If you commonly confuse a buyer's agent with a listing agent, real estate agent, or similar, here's the main difference - a buyer's agent is legally bound to help the buyer. These professionals are there to help you find the right property and deals, connect you with trusted partners, and help you negotiate terms and work through setbacks.
With a thorough understanding of real estate, purchasing agreements, and the local buyers and seller's market, you're going to be the front line for incoming homeowners. You'll need excellent communication and negotiation skills. The more connections you make, the better. Having answers for new and experienced homeowners will make you a great asset to have on their team throughout their journey.
While some employers will accept a high school diploma/GED as long as you have the proper certifications and experience, many are looking for a bachelor's degree. Whether it's in real estate, business, marketing, or a similar field, having a bachelor's degree will not only make you more appealing to prospective employers but possibly to clients as well.

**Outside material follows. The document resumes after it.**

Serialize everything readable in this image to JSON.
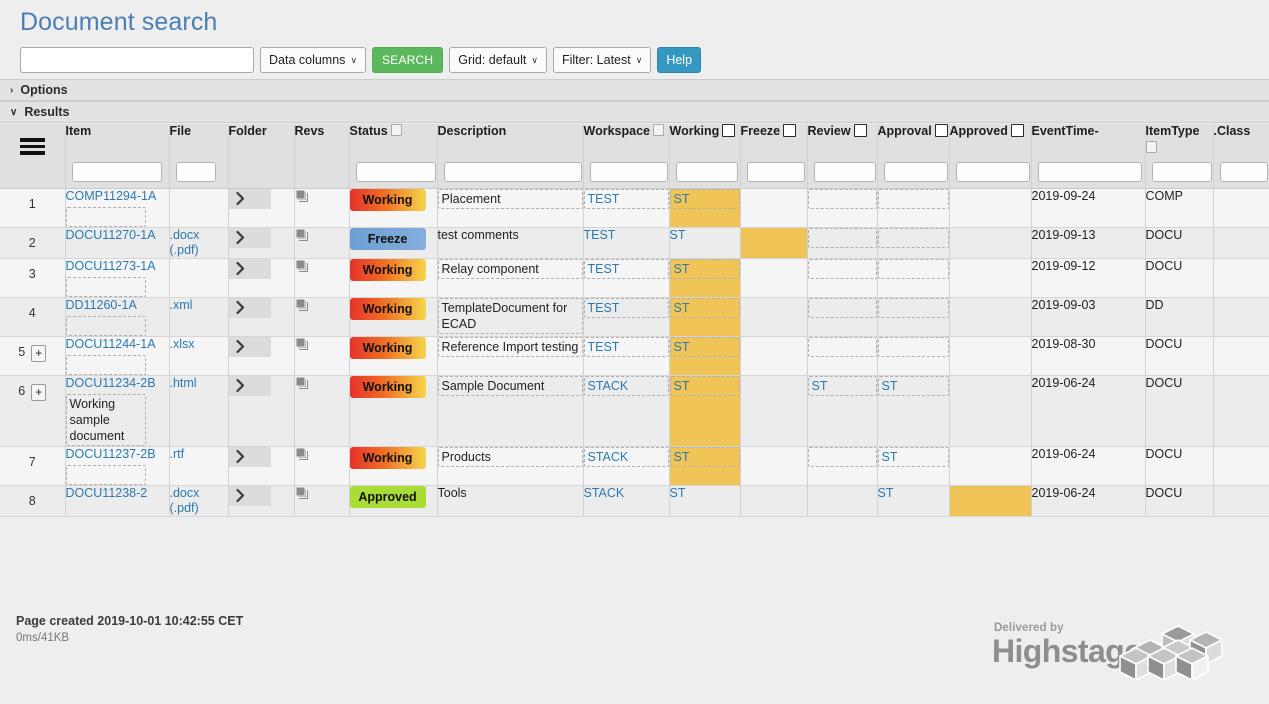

Your hours will depend on your client base and the research you'll need to conduct. Your hours could range from four to ten hours each day, depending on if you're looking for homes, clients, or helping close a deal. On average, Buyer's Agents make about $76,000 per year, but this will fluctuate with the possibility of commissions and bonuses.
There is more than meets the eye when it comes to being a buyers' agent. For example, did you know that they make an average of $40.67 an hour? That's $84,585 a year!
Between 2018 and 2028, the career is expected to grow 7% and produce 32,400 job opportunities across the U.S.
There are certain skills that many buyers' agents have in order to accomplish their responsibilities. By taking a look through resumes, we were able to narrow down the most common skills for a person in this position. We discovered that a lot of resumes listed business skills, interpersonal skills and organizational skills.
When it comes to the most important skills required to be a buyers' agent, we found that a lot of resumes listed 30.9% of buyers' agents included real estate, while 19.2% of resumes included buying process, and 16.8% of resumes included buyers. Hard skills like these are helpful to have when it comes to performing essential job responsibilities.
When it comes to searching for a job, many search for a key term or phrase. Instead, it might be more helpful to search by industry, as you might be missing jobs that you never thought about in industries that you didn't even think offered positions related to the buyers' agent job title. But what industry to start with? Most buyers' agents actually find jobs in the real estate and hospitality industries.
If you're interested in becoming a buyers' agent, one of the first things to consider is how much education you need. We've determined that 51.1% of buyers' agents have a bachelor's degree. In terms of higher education levels, we found that 4.6% of buyers' agents have master's degrees. Even though most buyers' agents have a college degree, it's possible to become one with only a high school degree or GED.
Choosing the right major is always an important step when researching how to become a buyers' agent. When we researched the most common majors for a buyers' agent, we found that they most commonly earn bachelor's degree degrees or associate degree degrees. Other degrees that we often see on buyers' agent resumes include high school diploma degrees or license degrees.
You may find that experience in other jobs will help you become a buyers' agent. In fact, many buyers' agent jobs require experience in a role such as realtor. Meanwhile, many buyers' agents also have previous career experience in roles such as sales associate or customer service representative.